Wellbores for the oil and gas industry are commonly drilled by a process of rotary drilling. In conventional wellbore drilling, a drill bit is mounted on the end of a drill string, which may be several miles long. At the surface of the wellbore, a rotary drive or top drive turns the drill string, including the drill bit arranged at the bottom of the hole to increasingly penetrate the subterranean formation, while drilling fluid is pumped through the drill string to remove cuttings. In other drilling configurations, the drill bit may be rotated using a downhole mud motor arranged axially adjacent the drill bit and powered using the circulating drilling fluid.
One common type of drill bit used to drill wellbores is known as a “fixed cutter” or a “drag” bit. This type of drill bit has a bit body formed from a high strength material, such as tungsten carbide or steel, or a composite/matrix bit body, having a plurality of cutters (also referred to as cutter elements, cutting elements, or inserts) attached at selected locations about the bit body. The cutters may include a substrate or support stud made of carbide (e.g., tungsten carbide), and an ultra-hard cutting surface layer or “table” made of a polycrystalline diamond material or a polycrystalline boron nitride material deposited onto or otherwise bonded to the substrate. Such cutters are commonly referred to as polycrystalline diamond compact (“PDC”) cutters.

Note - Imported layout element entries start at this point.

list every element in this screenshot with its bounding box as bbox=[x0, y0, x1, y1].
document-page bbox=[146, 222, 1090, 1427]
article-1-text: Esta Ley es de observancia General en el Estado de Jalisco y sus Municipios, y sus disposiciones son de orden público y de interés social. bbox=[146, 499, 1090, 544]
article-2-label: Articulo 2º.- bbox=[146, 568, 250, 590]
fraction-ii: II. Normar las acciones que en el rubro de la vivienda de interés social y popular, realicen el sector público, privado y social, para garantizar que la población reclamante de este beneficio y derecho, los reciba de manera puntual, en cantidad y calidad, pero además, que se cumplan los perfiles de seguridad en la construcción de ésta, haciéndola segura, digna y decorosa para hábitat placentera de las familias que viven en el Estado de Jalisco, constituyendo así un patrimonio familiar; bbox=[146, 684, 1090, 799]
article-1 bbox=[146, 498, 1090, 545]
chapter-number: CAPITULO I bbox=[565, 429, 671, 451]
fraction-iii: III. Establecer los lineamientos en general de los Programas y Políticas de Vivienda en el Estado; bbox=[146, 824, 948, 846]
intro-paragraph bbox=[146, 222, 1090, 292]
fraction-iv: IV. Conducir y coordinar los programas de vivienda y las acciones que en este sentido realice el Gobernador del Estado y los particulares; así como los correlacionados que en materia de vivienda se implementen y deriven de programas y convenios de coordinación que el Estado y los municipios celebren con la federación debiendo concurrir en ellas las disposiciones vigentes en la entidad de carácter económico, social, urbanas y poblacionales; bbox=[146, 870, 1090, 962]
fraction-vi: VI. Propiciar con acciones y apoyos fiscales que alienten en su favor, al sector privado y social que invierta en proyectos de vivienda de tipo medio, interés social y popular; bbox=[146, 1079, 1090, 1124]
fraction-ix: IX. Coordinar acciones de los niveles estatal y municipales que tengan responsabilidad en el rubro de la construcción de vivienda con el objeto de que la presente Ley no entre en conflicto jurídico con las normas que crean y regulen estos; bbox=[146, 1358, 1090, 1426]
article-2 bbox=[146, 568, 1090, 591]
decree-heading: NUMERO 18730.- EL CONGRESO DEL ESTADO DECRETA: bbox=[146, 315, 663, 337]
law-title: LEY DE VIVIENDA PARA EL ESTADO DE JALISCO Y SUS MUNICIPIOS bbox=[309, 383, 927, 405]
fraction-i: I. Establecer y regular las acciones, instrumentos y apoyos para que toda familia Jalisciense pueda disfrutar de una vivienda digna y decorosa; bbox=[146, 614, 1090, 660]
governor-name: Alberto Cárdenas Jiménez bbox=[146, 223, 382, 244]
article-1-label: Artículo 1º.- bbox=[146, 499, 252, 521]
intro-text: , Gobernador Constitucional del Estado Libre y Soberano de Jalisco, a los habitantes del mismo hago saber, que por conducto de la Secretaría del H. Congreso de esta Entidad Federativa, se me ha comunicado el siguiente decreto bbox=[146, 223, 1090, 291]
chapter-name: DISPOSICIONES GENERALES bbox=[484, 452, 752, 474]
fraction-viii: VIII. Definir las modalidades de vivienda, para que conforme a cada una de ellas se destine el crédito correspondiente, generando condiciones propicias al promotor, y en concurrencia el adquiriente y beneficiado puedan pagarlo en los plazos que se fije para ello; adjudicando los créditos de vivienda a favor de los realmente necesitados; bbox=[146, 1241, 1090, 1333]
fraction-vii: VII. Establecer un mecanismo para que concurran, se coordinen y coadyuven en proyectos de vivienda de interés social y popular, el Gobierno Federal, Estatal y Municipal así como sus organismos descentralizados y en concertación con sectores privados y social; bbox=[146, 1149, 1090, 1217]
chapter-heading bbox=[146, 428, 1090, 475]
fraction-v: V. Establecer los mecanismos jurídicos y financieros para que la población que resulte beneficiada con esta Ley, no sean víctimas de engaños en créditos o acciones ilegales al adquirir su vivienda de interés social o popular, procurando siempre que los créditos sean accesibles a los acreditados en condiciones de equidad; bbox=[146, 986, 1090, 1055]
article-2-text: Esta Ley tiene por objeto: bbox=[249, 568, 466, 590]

In fixed cutter drill bits, PDC cutters are rigidly secured to the bit body, such as being brazed within corresponding cutter pockets defined on blades extending from the bit body. The PDC cutters may be positioned along the leading edges of the blades of the bit body so that the PDC cutters engage the formation during drilling. In use, high forces are exerted on the PDC cutters, particularly in the forward-to-rear direction. Over time, the portion of each cutter that continuously contacts the formation, referred to as the working surface or cutting edge, eventually wears down and/or fails.